Custom Apple Wallet Passes for Fitness SF
Fitness SF has a number of great gyms around the Bay Area, but their app can be slow to load, and having to open it every time to scan in was annoying. Apple Wallet passes solve this problem by allowing you to set locations where it will auto-prompt showing a QR code if you're in the radius. The app doesn't let you create an Apple Wallet pass (or even screenshot the QR code), so let's make our own!
Existing Solution
I first tried Googling around to see if this existed. I found https://fitnesswallet.app/ but it required your username and password, and had the somewhat suspicious disclaimer at the bottom that "This tool operates entirely on your device— your credentials are never transmitted to any server."
This is trivially disproven though with the 'Network' tab of Chrome Inspector, which shows that your email and password are explicitly passed to an https://fsf-api-production.herokuapp.com/auth
endpoint on a Heroku instance:
Additionally that Heroku app has expired, so even if you were willing to potentially share your credentials the tool doesn't work (my suspicion is this used to be the real production server for Fitness SF). Luckily we can 'fix' this by locally overriding the Javascript for the page, adding the following to the index.js
file after the .post
to https://fsf-api-production.herokuapp.com/auth
, overriding the result. The scanCode
is your member ID, which you can get by scanning the QR code in the official app (though it's often the first 9 digits of your phone number). The favoriteLocation corresponds to an array of locations, which the pass uses to identify which location you should get the popups for.
i = {
data: {
user: {
scanCode: '123456789',
name: 'James Sullivan',
favoriteLocation: 'a0041000005WyC3AAK',
}
}
};
You can see all of the locations in the clubs.ts
file, though the lat/long coordinates are off in a lot of cases.

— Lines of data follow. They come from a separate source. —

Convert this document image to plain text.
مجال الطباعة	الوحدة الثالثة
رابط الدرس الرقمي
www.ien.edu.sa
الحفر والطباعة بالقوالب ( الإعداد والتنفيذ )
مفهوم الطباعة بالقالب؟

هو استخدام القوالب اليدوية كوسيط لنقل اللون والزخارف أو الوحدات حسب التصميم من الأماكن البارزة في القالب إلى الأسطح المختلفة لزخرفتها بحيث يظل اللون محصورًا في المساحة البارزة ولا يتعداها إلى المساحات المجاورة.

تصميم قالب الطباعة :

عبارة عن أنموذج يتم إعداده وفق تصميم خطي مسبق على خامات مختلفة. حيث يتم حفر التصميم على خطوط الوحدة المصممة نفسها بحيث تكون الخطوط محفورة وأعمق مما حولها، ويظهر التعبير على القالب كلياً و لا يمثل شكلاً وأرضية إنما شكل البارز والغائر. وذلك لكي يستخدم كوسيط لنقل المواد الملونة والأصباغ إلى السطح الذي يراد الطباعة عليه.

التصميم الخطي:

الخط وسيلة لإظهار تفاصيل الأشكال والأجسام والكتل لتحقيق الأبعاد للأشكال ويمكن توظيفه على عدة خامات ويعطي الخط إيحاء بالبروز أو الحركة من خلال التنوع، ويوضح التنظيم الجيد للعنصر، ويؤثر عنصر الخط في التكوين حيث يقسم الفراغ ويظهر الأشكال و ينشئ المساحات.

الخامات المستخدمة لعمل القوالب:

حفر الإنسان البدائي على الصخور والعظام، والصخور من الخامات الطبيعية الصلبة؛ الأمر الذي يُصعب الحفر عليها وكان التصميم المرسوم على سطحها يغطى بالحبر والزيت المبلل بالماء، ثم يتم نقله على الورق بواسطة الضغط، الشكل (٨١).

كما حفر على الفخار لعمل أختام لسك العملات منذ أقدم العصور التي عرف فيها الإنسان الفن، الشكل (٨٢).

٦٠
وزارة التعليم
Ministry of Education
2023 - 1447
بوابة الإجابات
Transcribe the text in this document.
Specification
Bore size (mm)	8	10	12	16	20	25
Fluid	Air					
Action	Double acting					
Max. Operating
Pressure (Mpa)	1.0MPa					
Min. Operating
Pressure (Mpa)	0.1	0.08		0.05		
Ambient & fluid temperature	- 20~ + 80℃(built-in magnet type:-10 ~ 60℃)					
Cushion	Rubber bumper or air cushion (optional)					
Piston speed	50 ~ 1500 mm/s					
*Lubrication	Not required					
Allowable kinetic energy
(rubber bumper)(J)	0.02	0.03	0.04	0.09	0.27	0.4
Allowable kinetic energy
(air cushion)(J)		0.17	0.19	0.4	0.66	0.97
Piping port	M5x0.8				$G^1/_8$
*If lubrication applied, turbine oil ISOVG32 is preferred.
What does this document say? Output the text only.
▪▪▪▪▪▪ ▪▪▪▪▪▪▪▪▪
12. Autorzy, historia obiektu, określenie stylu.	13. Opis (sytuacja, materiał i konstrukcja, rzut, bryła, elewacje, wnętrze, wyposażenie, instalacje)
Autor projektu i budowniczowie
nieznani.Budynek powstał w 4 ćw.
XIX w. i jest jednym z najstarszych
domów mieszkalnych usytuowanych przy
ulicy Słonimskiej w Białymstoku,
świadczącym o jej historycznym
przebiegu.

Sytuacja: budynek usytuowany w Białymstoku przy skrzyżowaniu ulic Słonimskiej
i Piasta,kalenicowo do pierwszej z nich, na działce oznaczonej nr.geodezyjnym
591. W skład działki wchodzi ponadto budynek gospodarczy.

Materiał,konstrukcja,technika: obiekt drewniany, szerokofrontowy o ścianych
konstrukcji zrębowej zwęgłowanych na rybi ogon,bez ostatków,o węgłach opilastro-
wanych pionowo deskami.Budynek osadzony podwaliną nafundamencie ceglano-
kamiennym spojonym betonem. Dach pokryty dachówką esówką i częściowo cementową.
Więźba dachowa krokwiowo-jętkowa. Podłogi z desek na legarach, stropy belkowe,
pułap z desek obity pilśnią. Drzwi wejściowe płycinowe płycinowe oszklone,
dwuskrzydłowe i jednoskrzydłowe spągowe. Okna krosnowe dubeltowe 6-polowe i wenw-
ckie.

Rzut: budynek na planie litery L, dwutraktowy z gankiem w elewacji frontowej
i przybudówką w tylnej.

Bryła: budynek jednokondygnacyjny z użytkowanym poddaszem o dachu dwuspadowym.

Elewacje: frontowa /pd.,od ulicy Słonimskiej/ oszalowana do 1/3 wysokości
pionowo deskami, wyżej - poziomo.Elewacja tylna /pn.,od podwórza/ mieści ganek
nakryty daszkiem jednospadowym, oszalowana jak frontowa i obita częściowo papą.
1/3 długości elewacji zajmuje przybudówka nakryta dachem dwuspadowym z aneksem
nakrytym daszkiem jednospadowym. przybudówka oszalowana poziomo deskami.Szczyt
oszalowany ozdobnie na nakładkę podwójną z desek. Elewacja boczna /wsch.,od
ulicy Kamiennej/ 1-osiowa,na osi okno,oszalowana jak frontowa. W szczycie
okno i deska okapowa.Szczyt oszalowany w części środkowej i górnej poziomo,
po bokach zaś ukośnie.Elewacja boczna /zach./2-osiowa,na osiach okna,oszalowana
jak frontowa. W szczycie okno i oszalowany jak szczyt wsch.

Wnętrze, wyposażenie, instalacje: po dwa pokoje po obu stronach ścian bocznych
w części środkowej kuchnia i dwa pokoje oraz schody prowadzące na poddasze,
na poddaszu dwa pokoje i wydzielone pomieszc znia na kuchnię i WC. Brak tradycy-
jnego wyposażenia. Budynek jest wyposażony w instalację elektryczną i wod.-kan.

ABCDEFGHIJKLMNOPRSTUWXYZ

Clicking the "Generate Pass" button again with any data will now work, creating a "Download Pass" option. Unfortunately the Developer ID and signature that's used (pass.com.fsf-wallet
for GUSY2U4SMQ) has expired, which you can verify by looking at the "Passbook" logs in Console.app
while dragging the generated .pkpass
file onto an iOS Simulator.
My Own Solution
I don't particularly want my signing information to be public, which is the only way to do this in a trustworthy manner, so unfortunately I didn't build a replacement app. However the code that I used to generate my version is public on Github with instructions, so you can locally make one if you have an Apple Developer account. My version adapts the Fitness Wallet website code with a cleaner UI and more accurate location IDs as well, using Apple's flawed documentation and wiki.